Healthy cities, healthy childrenLeonard Duhl and Trevor Hancock *
Economic development has brought comfort and convenience to many people in the industrialized world, but in its wake are pollution, new health problems, blighted urban landscapes and social isolation. Growing numbers of the dispossessed are also being left on the sidelines as the disparity between rich and poor grows. In an effort to remedy these ills, people from disparate backgrounds in thousands of communities are joining together with government agencies under the Healthy Cities/Healthy Communities banner to improve the quality of life in their towns and cities.
Life is vastly easier in the industrialized world than it was 150 years ago. Most people live longer, eat more and work less. Many live in private homes and drive to work alone in their own cars. Office workers communicate instantaneously across continents through telephone, fax and e-mail. Industries crank out new goods faster than people can buy them in ever-bigger shopping malls.
But the advantages of modern life are not available to everyone, nor do they come without a price: new kinds of health problems, many caused by our own bad habits or by the dirty air and water left behind by industries; the loss of parkland as highways devour open space; declining literacy as television beats teachers in the competition for children’s attention; cadres of unemployed and homeless people overlooked by the free market system; and sprawling, desolate suburbs where neighbours are strangers and fear of crime isolates people behind locked doors.
Added to these is the disinvestment in services and physical infrastructure over the past 15 years, which has hit urban dwellers—especially poor urban dwellers—the hardest. The cuts in government spending for social programmes are all the more stark when viewed in the context of a world with a widening gap between rich and poor. The fraying of social safety nets, most severe in the United States, has increased the percentage of children under 6 living in poverty from 20 per cent of US children in 1980 to 24 per cent in 1995. Without addressing these fundamental inequalities, programmes developed to mend worsening urban conditions will be unable to secure long-lasting solutions.
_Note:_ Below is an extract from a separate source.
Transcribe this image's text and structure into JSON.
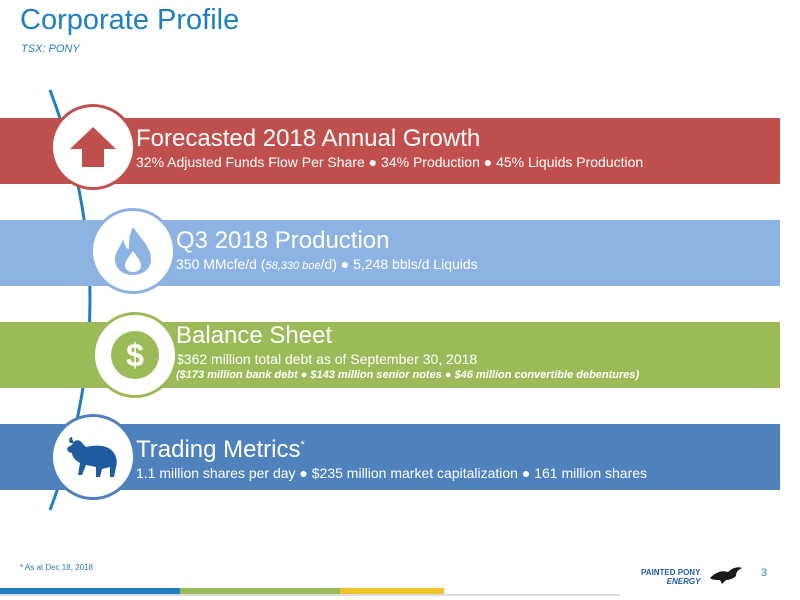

Even when government agencies and private organizations have the economic means and political will to address these ills, the typical approach is fragmented and specialized: A programme is created to fix a problem. A clinic is opened to treat disease, ignoring the fact that good health is much more than the absence of illness. Schools are upgraded, but the curriculum ignores lessons learned on the streets and in the media, which set the patterns for children’s beliefs and perceptions.
There is a better way. It is rooted in the simple but revolutionary idea that health is less about medical care than about equitable access to such basic prerequisites of health as food, shelter, transportation, clean air and water, education, physical safety and meaningful jobs paying sufficient wages. This way of thinking expands on the idea that no person or family is an island; everyone’s life is bound up in the whole community.